Necip Hablemitoğlu suikastı soruşturması kapsamında hakkında kırmızı bülten çıkarılan ve kaçtığı Bulgaristan’da çıkarıldığı mahkemece Türkiye’ye iade kararı verilen Mustafa Levent Göktaş, önceki gün İstanbul Havalimanı Emniyet Şube Müdürlüğü’ne getirildi. Sağlık kontrolünden geçirilen Göktaş, SEGBİS aracılığıyla Ankara 4.Ağır Ceza Mahkemesi’nde ifade verdi. Hakkında çıkan tutuklama kararı yüzüne okunan Levent Göktaş, sabah saat 04.30 sıralarında Marmara (Silivri) Cezaevi’ne gönderildi.
AVUKATI ARACILIĞIYLA İLK MESAJ
Göktaş'ın Avukatı Hüseyin Ersöz, Twitter hesabından yaptığı paylaşımda müvekkili ile görüştüğünü belirterek Göktaş'ın mesajını paylaştı.
Ersöz gelen mektubu, "Müvekkilim Mustafa Levent Göktaş’la Marmara Kapalı Ceza İnfaz Kurumu’nda bugün bir görüş gerçekleştirdim. Hakkındaki haksız hukuki süreci yakından takip edenlere mesajı, “gerçeklerin er yada geç günyüzüne çıkacağı” oldu." notuyla kamuoyuna duyurdu.

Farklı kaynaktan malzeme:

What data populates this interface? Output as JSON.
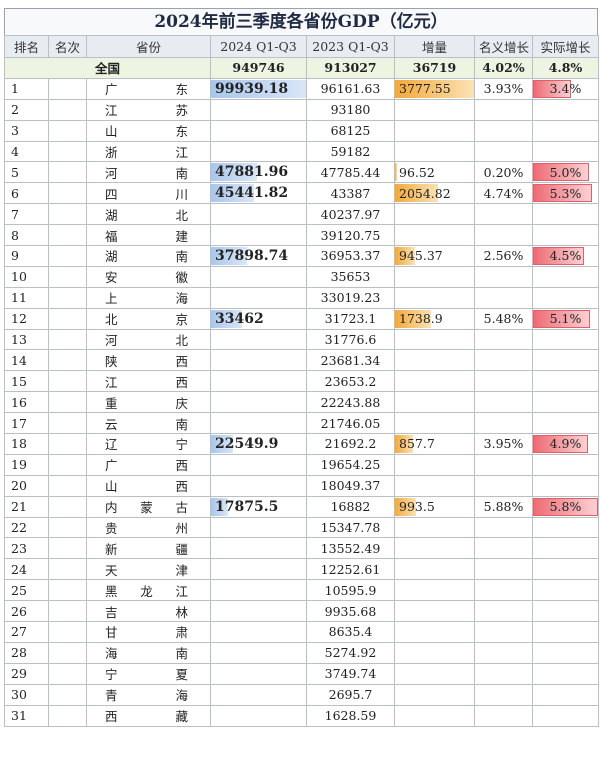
{
  "title": "2024年前三季度各省份GDP（亿元）",
  "headers": [
    "排名",
    "名次",
    "省份",
    "2024 Q1-Q3",
    "2023 Q1-Q3",
    "增量",
    "名义增长",
    "实际增长"
  ],
  "total": {
    "label": "全国",
    "gdp2024": "949746",
    "gdp2023": "913027",
    "increase": "36719",
    "nominal": "4.02%",
    "real": "4.8%"
  },
  "colors": {
    "blue_bar": "#a9c6ea",
    "orange_bar": "#f3a93b",
    "red_bar": "#ee6b74",
    "total_row": "#edf5e2"
  },
  "rows": [
    {
      "rank": "1",
      "mingci": "",
      "province": "广东",
      "gdp2024": "99939.18",
      "gdp2024_level": 1.0,
      "gdp2023": "96161.63",
      "increase": "3777.55",
      "increase_level": 1.0,
      "nominal": "3.93%",
      "real": "3.4%",
      "real_level": 0.59
    },
    {
      "rank": "2",
      "mingci": "",
      "province": "江苏",
      "gdp2024": "",
      "gdp2023": "93180",
      "increase": "",
      "nominal": "",
      "real": ""
    },
    {
      "rank": "3",
      "mingci": "",
      "province": "山东",
      "gdp2024": "",
      "gdp2023": "68125",
      "increase": "",
      "nominal": "",
      "real": ""
    },
    {
      "rank": "4",
      "mingci": "",
      "province": "浙江",
      "gdp2024": "",
      "gdp2023": "59182",
      "increase": "",
      "nominal": "",
      "real": ""
    },
    {
      "rank": "5",
      "mingci": "",
      "province": "河南",
      "gdp2024": "47881.96",
      "gdp2024_level": 0.48,
      "gdp2023": "47785.44",
      "increase": "96.52",
      "increase_level": 0.03,
      "nominal": "0.20%",
      "real": "5.0%",
      "real_level": 0.86
    },
    {
      "rank": "6",
      "mingci": "",
      "province": "四川",
      "gdp2024": "45441.82",
      "gdp2024_level": 0.45,
      "gdp2023": "43387",
      "increase": "2054.82",
      "increase_level": 0.54,
      "nominal": "4.74%",
      "real": "5.3%",
      "real_level": 0.91
    },
    {
      "rank": "7",
      "mingci": "",
      "province": "湖北",
      "gdp2024": "",
      "gdp2023": "40237.97",
      "increase": "",
      "nominal": "",
      "real": ""
    },
    {
      "rank": "8",
      "mingci": "",
      "province": "福建",
      "gdp2024": "",
      "gdp2023": "39120.75",
      "increase": "",
      "nominal": "",
      "real": ""
    },
    {
      "rank": "9",
      "mingci": "",
      "province": "湖南",
      "gdp2024": "37898.74",
      "gdp2024_level": 0.38,
      "gdp2023": "36953.37",
      "increase": "945.37",
      "increase_level": 0.25,
      "nominal": "2.56%",
      "real": "4.5%",
      "real_level": 0.78
    },
    {
      "rank": "10",
      "mingci": "",
      "province": "安徽",
      "gdp2024": "",
      "gdp2023": "35653",
      "increase": "",
      "nominal": "",
      "real": ""
    },
    {
      "rank": "11",
      "mingci": "",
      "province": "上海",
      "gdp2024": "",
      "gdp2023": "33019.23",
      "increase": "",
      "nominal": "",
      "real": ""
    },
    {
      "rank": "12",
      "mingci": "",
      "province": "北京",
      "gdp2024": "33462",
      "gdp2024_level": 0.33,
      "gdp2023": "31723.1",
      "increase": "1738.9",
      "increase_level": 0.46,
      "nominal": "5.48%",
      "real": "5.1%",
      "real_level": 0.88
    },
    {
      "rank": "13",
      "mingci": "",
      "province": "河北",
      "gdp2024": "",
      "gdp2023": "31776.6",
      "increase": "",
      "nominal": "",
      "real": ""
    },
    {
      "rank": "14",
      "mingci": "",
      "province": "陕西",
      "gdp2024": "",
      "gdp2023": "23681.34",
      "increase": "",
      "nominal": "",
      "real": ""
    },
    {
      "rank": "15",
      "mingci": "",
      "province": "江西",
      "gdp2024": "",
      "gdp2023": "23653.2",
      "increase": "",
      "nominal": "",
      "real": ""
    },
    {
      "rank": "16",
      "mingci": "",
      "province": "重庆",
      "gdp2024": "",
      "gdp2023": "22243.88",
      "increase": "",
      "nominal": "",
      "real": ""
    },
    {
      "rank": "17",
      "mingci": "",
      "province": "云南",
      "gdp2024": "",
      "gdp2023": "21746.05",
      "increase": "",
      "nominal": "",
      "real": ""
    },
    {
      "rank": "18",
      "mingci": "",
      "province": "辽宁",
      "gdp2024": "22549.9",
      "gdp2024_level": 0.23,
      "gdp2023": "21692.2",
      "increase": "857.7",
      "increase_level": 0.23,
      "nominal": "3.95%",
      "real": "4.9%",
      "real_level": 0.84
    },
    {
      "rank": "19",
      "mingci": "",
      "province": "广西",
      "gdp2024": "",
      "gdp2023": "19654.25",
      "increase": "",
      "nominal": "",
      "real": ""
    },
    {
      "rank": "20",
      "mingci": "",
      "province": "山西",
      "gdp2024": "",
      "gdp2023": "18049.37",
      "increase": "",
      "nominal": "",
      "real": ""
    },
    {
      "rank": "21",
      "mingci": "",
      "province": "内蒙古",
      "gdp2024": "17875.5",
      "gdp2024_level": 0.18,
      "gdp2023": "16882",
      "increase": "993.5",
      "increase_level": 0.26,
      "nominal": "5.88%",
      "real": "5.8%",
      "real_level": 1.0
    },
    {
      "rank": "22",
      "mingci": "",
      "province": "贵州",
      "gdp2024": "",
      "gdp2023": "15347.78",
      "increase": "",
      "nominal": "",
      "real": ""
    },
    {
      "rank": "23",
      "mingci": "",
      "province": "新疆",
      "gdp2024": "",
      "gdp2023": "13552.49",
      "increase": "",
      "nominal": "",
      "real": ""
    },
    {
      "rank": "24",
      "mingci": "",
      "province": "天津",
      "gdp2024": "",
      "gdp2023": "12252.61",
      "increase": "",
      "nominal": "",
      "real": ""
    },
    {
      "rank": "25",
      "mingci": "",
      "province": "黑龙江",
      "gdp2024": "",
      "gdp2023": "10595.9",
      "increase": "",
      "nominal": "",
      "real": ""
    },
    {
      "rank": "26",
      "mingci": "",
      "province": "吉林",
      "gdp2024": "",
      "gdp2023": "9935.68",
      "increase": "",
      "nominal": "",
      "real": ""
    },
    {
      "rank": "27",
      "mingci": "",
      "province": "甘肃",
      "gdp2024": "",
      "gdp2023": "8635.4",
      "increase": "",
      "nominal": "",
      "real": ""
    },
    {
      "rank": "28",
      "mingci": "",
      "province": "海南",
      "gdp2024": "",
      "gdp2023": "5274.92",
      "increase": "",
      "nominal": "",
      "real": ""
    },
    {
      "rank": "29",
      "mingci": "",
      "province": "宁夏",
      "gdp2024": "",
      "gdp2023": "3749.74",
      "increase": "",
      "nominal": "",
      "real": ""
    },
    {
      "rank": "30",
      "mingci": "",
      "province": "青海",
      "gdp2024": "",
      "gdp2023": "2695.7",
      "increase": "",
      "nominal": "",
      "real": ""
    },
    {
      "rank": "31",
      "mingci": "",
      "province": "西藏",
      "gdp2024": "",
      "gdp2023": "1628.59",
      "increase": "",
      "nominal": "",
      "real": ""
    }
  ]
}
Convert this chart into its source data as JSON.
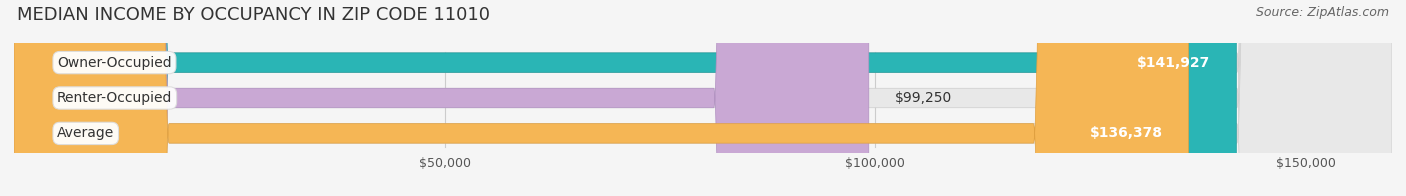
{
  "title": "MEDIAN INCOME BY OCCUPANCY IN ZIP CODE 11010",
  "source": "Source: ZipAtlas.com",
  "categories": [
    "Owner-Occupied",
    "Renter-Occupied",
    "Average"
  ],
  "values": [
    141927,
    99250,
    136378
  ],
  "labels": [
    "$141,927",
    "$99,250",
    "$136,378"
  ],
  "bar_colors": [
    "#2ab5b5",
    "#c9a8d4",
    "#f5b655"
  ],
  "bar_edge_colors": [
    "#1a9a9a",
    "#b090c0",
    "#e0a040"
  ],
  "background_color": "#f5f5f5",
  "bar_bg_color": "#e8e8e8",
  "xlim": [
    0,
    160000
  ],
  "xticks": [
    0,
    50000,
    100000,
    150000
  ],
  "xticklabels": [
    "",
    "$50,000",
    "$100,000",
    "$150,000"
  ],
  "title_fontsize": 13,
  "source_fontsize": 9,
  "label_fontsize": 10,
  "category_fontsize": 10,
  "bar_height": 0.55,
  "figsize": [
    14.06,
    1.96
  ],
  "dpi": 100
}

Levent Göktaş'ın avukatı aracılığıyla yaptığı ilk açıklama şu şekilde:
"Ben, Ergenekon Davası'nda 5 yıl 3 ay tutuklu kalmış ve sonrasında beraat etmiş olan; bu süreç sebebiyle ailem ile birlikte büyük sorun ve sıkıntılara göğüs germek durumunda bırakılmış biriyim.
GERÇEKLER ER YA DA GEÇ GÜN YÜZÜNE ÇIKACAK
Merhum Necip Hablemitoğlu ile ilgili bana yöneltilen suçlamaların asılsız ve dayanaksız olduğunu bir kez daha ifade ediyorum. Tıpkı Ergenekon kumpasında olduğu gibi gerçekler er ya da geç gün yüzüne çıkacaktır.
Neden yurt dışına çıktığım konusundaki eleştirilere vereceğim yanıt ise; 5 yıl 3 ay sahte deliller ve uydurma bir örgüt iddiasıyla cezaevinde kalan şahsımla empati yapmaları olacaktır. Bundan sonraki süreçte hakkımdaki haksız ve hukuka aykırı iddialara duruşmalarda gerekli cevabı vereceğim. Şunun bilinmesini istiyorum ki bana inanları ve sevenlerimi bugüne kadar hiç mahçup etmedim. Bundan sonra da asla haksız çıkartmayacağım."